By John Lewis and Stuart Gaffney–
This week marks the tenth anniversary of the California Supreme Court’s historic May 15, 2008, ruling establishing marriage equality in California before Proposition 8. As one of the plaintiff couples in the case, we remember joining the other plaintiffs and hundreds of LGBTIQ supporters on the steps of the California Supreme Court that morning when at 10 am—the hour state Supreme Court opinions are announced—Kate Kendall, Esq., of the National Center for Lesbian Rights bounded out the doors of the Court proclaiming that justice had prevailed.
Cries of joy rang out and carried all the way to the top floor of the Supreme Court building, where the opinion’s author Chief Justice Ronald George could even hear them as he recalled in an interview later. As we hugged each other and all of those around us, Stuart’s cell phone suddenly rang. It was his mother, and she had just one question: “When’s the wedding?!”
That night, as we made our way home through the Castro, we joined thousands of people, celebrating in the streets until the wee hours.
The victory for the dignity of all LGBTIQ people when it comes to marriage was huge. Thanks to that ruling, all Californians enjoyed a fundamental state constitutional right to marry the person they loved—regardless of their race, religion, creed, national origin, gender, sexual orientation or gender identity. A person’s fundamental right to marry and to have the highest state recognition and protection for their relationship depended upon their humanity—and their humanity alone—and not on any external factor as to the class of people to which they could be categorized.
Every LGBTIQ person, regardless of which initial described them, could marry the person they chose because the state was not in the business of excluding couples from marriage based on who they are or whom they love. The state did not even ask marriage license applicants their gender. All LGBTIQ Americans now have this fundamental right by virtue of the United States Supreme Court’s 2015 decision. The California Supreme Court led the way.
As if that weren’t enough, those celebrating on May 15, 2008, had something of even broader importance to cheer in the Supreme Court’s opinion. The California Supreme Court did not just make a narrow ruling as to marriage equality (as the Massachusetts Supreme Court had done four years before). It made a sweeping declaration that lesbian, gay and bisexual people, just like other groups who have historically faced discrimination, are entitled to the highest degree of protection under the state constitution. State and local laws that discriminate on the basis of sexual orientation are presumptively unconstitutional and can stand only if the state demonstrates a most compelling reason, narrowly tailored, for the law—just like laws that discriminate on the basis of race, religion or gender.
This ruling applies to every way in which California state and local governments and their officials and employees relate to lesbian, gay and bisexual people, and the Court recognized that marriage was just the particular example of discrimination before it. The Court held that, under state law, excluding same-sex couples from marriage “marks” lesbian, gay, and bisexual people as “second-class citizens.” The same would be true of any law that unjustifiably treats lesbian, gay, and bisexual people differently from everyone else. This aspect of the Court’s ruling protects lesbian and gay people if a public school, police department, or any other California state or local governmental entity discriminates against them.

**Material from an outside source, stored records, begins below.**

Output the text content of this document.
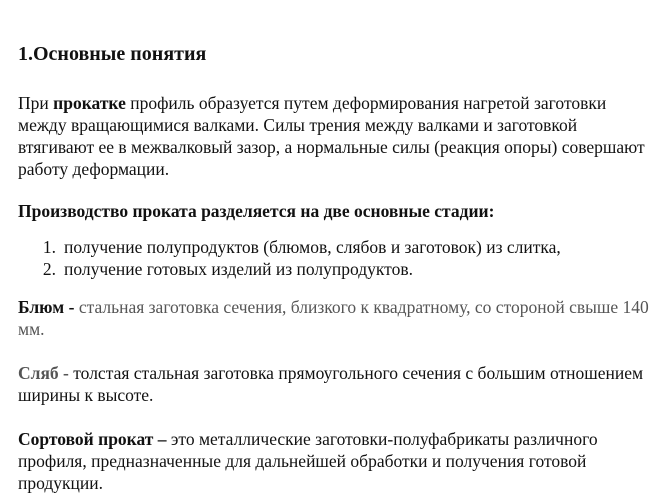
1.Основные понятия

При прокатке профиль образуется путем деформирования нагретой заготовки между вращающимися валками. Силы трения между валками и заготовкой втягивают ее в межвалковый зазор, а нормальные силы (реакция опоры) совершают работу деформации.

Производство проката разделяется на две основные стадии:

1. получение полупродуктов (блюмов, слябов и заготовок) из слитка,
2. получение готовых изделий из полупродуктов.

Блюм - стальная заготовка сечения, близкого к квадратному, со стороной свыше 140 мм.

Сляб - толстая стальная заготовка прямоугольного сечения с большим отношением ширины к высоте.

Сортовой прокат – это металлические заготовки-полуфабрикаты различного профиля, предназначенные для дальнейшей обработки и получения готовой продукции.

The status of being a protected class under the state constitution is an invaluable protection—something for which the community had fought for decades. Just as the California Supreme Court ten years ago became the first state supreme court to declare that LGBTIQ people had a fundamental right to marry, it was the first to recognize sexual orientation as a protected class. Establishing this status at a federal level for all LGBTIQ people is a top legal priority. The United States Supreme Court in its 2015 marriage equality decision laid the groundwork for such a future decision, but it did not go that far.
In reflecting on the decade since the California decision, we realized we have become accustomed to having our state constitutional rights, and it feels good. It affects the way we are able to live our lives, and it feels natural to embody that dignity.
We are not complacent. We know there are ongoing threats to our rights, and much more remains to be done in California, across the nation and around the world.
The California Supreme Court wrote ten years ago that every Californian should have the “opportunity to live a happy, meaningful, and satisfying life as a full member of society” and the state constitution “guarantee[s] this basic civil right to all individuals and couples, without regard to their sexual orientation.” Everyone everywhere should be able to live their lives with this dignity and hope. The Supreme Court’s decision will remain an important legal precedent and continue to inspire us as we move forward together to realize that dream.
Stuart Gaffney and John Lewis, together for over three decades, were plaintiffs in the California case for equal marriage rights decided by the California Supreme Court in 2008. Their leadership in the grassroots organization Marriage Equality USA contributed in 2015 to making same-sex marriage legal nationwide.